Fine tuning of Job Arrays

You may already know about job arrays. This SLURM feature allows you to submit and manage multiple similar jobs quickly and easily as this tip was hinting for some time ago...

Let's imagine you submit a job array of 100 jobs with the following command:

cdl:~> sbatch --array=1-100 my_slurm_script.sh
Submitted batch job 14688946

Did you know how flexible the definition of the array could be?

cdl:~> sbatch --array=1-10,88,97-100 my_slurm_script.sh
Submitted batch job 14688947

or

cdl:~> sbatch --array=1,6,87 my_slurm_script.sh
Submitted batch job 14688948

are possible commands to resubmit some failed jobs for example.

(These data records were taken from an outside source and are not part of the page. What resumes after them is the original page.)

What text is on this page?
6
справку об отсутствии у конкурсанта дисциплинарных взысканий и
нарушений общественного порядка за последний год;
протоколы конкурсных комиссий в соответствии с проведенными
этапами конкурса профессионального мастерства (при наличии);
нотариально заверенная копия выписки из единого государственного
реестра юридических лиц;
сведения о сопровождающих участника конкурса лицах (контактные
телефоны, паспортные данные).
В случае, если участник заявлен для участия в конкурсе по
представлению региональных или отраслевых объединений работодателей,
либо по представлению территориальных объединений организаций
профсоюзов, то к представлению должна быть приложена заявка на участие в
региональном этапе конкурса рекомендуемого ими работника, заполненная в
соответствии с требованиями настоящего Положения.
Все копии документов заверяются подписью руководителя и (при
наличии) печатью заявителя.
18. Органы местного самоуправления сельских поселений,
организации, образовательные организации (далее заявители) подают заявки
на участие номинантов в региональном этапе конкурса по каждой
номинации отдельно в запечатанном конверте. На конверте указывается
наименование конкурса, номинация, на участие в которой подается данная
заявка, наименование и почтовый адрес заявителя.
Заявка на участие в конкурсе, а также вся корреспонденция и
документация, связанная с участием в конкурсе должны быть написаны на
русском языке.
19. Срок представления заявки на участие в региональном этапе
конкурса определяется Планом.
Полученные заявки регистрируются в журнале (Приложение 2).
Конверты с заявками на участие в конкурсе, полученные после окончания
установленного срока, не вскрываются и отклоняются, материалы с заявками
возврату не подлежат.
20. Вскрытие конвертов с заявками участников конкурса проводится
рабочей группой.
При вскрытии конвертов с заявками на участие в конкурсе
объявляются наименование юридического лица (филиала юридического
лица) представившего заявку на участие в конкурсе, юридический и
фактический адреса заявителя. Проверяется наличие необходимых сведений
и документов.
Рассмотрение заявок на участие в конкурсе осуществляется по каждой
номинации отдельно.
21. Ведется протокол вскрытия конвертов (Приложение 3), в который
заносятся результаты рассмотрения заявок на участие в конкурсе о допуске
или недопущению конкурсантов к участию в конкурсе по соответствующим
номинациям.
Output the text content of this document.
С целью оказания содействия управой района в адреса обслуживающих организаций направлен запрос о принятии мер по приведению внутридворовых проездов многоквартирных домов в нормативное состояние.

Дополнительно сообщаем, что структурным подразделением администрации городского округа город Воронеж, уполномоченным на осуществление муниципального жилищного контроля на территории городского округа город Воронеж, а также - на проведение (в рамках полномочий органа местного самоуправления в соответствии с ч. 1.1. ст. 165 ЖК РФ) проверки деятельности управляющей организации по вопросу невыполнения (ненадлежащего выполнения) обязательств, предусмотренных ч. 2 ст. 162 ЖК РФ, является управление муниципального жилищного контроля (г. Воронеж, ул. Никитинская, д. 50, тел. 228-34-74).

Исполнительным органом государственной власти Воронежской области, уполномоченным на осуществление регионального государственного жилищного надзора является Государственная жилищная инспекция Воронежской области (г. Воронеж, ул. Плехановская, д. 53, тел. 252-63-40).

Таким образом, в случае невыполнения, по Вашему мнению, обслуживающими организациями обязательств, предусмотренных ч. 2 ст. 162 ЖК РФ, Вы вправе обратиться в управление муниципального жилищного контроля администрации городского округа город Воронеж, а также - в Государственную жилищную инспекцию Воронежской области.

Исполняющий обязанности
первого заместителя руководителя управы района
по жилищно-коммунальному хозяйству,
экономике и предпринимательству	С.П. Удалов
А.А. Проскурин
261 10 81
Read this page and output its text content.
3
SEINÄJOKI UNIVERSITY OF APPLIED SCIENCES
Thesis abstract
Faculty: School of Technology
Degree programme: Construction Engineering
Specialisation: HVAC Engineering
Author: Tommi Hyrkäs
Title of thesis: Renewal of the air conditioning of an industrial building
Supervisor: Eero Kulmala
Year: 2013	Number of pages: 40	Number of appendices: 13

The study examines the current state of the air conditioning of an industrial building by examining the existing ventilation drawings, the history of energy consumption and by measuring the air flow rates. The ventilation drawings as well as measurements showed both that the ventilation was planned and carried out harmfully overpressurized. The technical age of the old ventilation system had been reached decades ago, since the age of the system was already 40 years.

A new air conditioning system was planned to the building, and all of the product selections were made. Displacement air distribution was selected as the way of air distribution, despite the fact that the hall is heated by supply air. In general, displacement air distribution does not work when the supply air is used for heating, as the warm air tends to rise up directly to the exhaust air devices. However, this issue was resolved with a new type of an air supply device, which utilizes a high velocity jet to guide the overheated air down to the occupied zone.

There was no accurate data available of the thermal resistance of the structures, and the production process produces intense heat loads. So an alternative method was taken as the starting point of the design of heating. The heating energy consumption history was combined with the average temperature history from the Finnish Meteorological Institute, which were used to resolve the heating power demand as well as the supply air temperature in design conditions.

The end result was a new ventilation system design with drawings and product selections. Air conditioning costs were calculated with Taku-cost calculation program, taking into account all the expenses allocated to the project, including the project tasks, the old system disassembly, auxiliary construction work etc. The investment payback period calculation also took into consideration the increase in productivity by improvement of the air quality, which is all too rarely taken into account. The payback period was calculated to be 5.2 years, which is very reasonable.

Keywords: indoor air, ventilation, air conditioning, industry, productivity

With a sligtly different syntax, the same convention holds when you cancel part of the array:

cdl:~> scancel 14688946_[34-66] 

or

cdl:~> scancel 14688947_[1-8,88,99] 

By default SLURM will execute as many jobs within the array as there are resources available. You can limit this behavior by using the '%' operator. For example:

cdl:~> sbatch --array=1-100%10 my_slurm_script.sh

will create a job array with size 100 but limits the number of simultaneously running tasks from this job to 10. Currently, on Shaheen, the maximum possible job array size is 800.